Another way to repair your breasts using your own tissue is called the TRAM Flap. This procedure involves taking fat and muscle from the abdomen area and transferring it to the chest area to repair the breasts. Sometimes, it is possible to preserve the amount of blood supply and connection to the abdomen area. When this is not possible, blood vessels in the abdominal tissue need to be connected to the chest area using microsurgery.


Step 1: Mastectomy is performed, and the donor area is marked.

Step 2: Rectus muscle and tissue flap are shifted to the chest.

Step 3: Final result.

Breast Reconstruction with Implants

During a mastectomy, the surgeon removes the skin and breast tissue and makes the chest tissues flat and tight. Before placing a long-term implant, the breast tissue must be expanded to make room for the implant. This process is called tissue expansion and can typically be done in two stages or a single stage.

Two-Stage Breast Reconstruction

Two-stage breast reconstruction using implants is a very popular option.

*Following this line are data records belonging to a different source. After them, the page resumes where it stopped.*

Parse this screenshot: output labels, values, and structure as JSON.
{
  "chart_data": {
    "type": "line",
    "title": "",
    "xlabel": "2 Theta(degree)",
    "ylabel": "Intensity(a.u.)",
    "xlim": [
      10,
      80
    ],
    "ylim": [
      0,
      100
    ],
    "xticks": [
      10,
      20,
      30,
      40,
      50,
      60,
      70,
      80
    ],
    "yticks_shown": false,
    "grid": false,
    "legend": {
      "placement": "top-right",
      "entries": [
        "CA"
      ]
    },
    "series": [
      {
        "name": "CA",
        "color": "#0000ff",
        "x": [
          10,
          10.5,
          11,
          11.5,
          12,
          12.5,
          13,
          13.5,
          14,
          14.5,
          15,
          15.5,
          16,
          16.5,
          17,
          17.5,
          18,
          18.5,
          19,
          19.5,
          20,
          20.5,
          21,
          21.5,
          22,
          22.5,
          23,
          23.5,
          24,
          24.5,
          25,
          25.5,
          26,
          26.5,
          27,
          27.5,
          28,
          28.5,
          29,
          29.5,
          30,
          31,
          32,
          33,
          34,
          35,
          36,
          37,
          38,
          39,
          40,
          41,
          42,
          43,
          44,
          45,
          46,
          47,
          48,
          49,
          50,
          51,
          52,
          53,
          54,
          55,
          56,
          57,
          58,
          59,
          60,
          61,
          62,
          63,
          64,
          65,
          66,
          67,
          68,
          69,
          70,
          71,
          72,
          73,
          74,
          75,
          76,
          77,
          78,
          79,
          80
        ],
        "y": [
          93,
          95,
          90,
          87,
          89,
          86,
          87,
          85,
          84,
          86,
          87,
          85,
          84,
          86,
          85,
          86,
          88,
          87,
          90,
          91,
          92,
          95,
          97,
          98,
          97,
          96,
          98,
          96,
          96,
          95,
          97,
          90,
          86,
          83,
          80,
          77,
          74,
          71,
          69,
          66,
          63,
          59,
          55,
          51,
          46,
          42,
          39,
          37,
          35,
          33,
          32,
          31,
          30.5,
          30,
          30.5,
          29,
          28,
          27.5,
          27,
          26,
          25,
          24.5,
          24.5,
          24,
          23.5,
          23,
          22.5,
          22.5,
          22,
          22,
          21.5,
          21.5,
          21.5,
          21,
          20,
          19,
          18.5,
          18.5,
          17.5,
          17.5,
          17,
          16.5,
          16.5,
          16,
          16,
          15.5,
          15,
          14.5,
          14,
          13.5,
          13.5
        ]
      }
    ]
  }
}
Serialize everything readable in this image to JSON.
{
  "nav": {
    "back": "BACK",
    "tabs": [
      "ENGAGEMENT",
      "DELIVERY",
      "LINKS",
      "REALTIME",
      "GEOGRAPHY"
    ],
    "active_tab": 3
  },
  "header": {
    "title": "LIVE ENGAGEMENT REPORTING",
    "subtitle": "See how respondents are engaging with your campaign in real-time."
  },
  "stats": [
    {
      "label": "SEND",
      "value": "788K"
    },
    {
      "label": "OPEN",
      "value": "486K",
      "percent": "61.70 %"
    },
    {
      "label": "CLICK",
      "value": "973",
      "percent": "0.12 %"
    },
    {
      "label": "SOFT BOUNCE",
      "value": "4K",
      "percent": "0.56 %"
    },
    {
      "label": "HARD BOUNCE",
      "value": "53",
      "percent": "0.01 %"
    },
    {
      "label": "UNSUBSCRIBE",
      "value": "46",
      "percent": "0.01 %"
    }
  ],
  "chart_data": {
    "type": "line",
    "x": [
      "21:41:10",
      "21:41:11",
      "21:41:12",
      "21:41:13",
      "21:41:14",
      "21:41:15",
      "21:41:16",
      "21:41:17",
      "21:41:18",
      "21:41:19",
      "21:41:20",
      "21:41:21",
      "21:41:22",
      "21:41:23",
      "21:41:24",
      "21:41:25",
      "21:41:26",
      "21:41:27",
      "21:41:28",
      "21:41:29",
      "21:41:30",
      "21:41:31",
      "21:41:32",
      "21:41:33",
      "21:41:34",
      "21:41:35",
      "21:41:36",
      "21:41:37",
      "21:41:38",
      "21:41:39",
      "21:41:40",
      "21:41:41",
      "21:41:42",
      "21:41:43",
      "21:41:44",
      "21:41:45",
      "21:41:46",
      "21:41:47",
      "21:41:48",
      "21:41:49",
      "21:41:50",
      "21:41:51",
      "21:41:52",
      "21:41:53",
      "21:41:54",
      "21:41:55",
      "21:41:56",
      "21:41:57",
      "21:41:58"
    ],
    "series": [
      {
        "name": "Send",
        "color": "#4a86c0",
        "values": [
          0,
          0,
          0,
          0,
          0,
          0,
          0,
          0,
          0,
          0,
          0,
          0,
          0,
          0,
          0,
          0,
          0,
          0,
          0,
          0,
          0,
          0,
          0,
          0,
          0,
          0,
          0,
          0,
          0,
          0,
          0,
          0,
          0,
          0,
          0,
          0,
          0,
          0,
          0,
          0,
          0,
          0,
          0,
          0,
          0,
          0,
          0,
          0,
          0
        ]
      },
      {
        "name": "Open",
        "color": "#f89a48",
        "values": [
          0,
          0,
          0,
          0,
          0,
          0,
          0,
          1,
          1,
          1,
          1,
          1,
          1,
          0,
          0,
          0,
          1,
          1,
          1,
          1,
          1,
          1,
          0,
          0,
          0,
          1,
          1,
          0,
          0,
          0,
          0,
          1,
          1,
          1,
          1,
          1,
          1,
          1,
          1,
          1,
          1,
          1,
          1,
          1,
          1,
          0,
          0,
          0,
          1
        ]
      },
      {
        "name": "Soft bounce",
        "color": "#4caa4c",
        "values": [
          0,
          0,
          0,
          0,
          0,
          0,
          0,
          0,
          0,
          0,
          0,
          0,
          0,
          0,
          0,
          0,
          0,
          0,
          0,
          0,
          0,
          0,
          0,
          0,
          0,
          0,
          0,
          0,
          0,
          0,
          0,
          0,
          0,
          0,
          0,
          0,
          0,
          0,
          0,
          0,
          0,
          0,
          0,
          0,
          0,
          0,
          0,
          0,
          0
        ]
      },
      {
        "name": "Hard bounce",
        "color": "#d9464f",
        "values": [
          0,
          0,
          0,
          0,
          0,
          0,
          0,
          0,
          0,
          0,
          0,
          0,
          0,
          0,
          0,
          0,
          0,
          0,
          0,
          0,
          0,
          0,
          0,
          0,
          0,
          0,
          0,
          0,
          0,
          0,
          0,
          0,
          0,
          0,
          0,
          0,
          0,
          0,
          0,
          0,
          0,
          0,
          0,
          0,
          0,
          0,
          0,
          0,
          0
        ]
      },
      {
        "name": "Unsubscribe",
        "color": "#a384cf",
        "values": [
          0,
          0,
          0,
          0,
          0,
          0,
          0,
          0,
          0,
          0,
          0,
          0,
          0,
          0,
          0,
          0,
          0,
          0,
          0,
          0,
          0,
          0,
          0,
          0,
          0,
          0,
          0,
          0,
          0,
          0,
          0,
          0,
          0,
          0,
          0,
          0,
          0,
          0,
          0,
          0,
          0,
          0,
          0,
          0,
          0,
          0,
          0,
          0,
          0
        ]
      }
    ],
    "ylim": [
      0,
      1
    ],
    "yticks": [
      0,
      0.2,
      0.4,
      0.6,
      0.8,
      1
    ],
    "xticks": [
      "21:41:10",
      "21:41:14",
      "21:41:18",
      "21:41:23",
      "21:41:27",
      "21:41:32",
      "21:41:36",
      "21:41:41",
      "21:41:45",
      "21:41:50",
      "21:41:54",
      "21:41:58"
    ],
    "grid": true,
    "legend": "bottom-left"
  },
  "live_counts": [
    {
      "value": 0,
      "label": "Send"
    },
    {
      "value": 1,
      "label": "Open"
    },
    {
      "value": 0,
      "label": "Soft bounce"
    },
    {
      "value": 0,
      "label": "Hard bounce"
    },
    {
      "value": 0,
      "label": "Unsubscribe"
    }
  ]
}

This procedure can be performed either at the same time as mastectomy or at a later stage.

How Is It Done?

A temporary tissue expander is placed in the breast. Over weeks, your doctor gradually fills the expander with a saline-like fluid. During this process, your skin gradually stretches, making room for the implant. Just as a woman’s body gradually adjusts to the growing belly during pregnancy, your body will gradually adapt to the growing implant.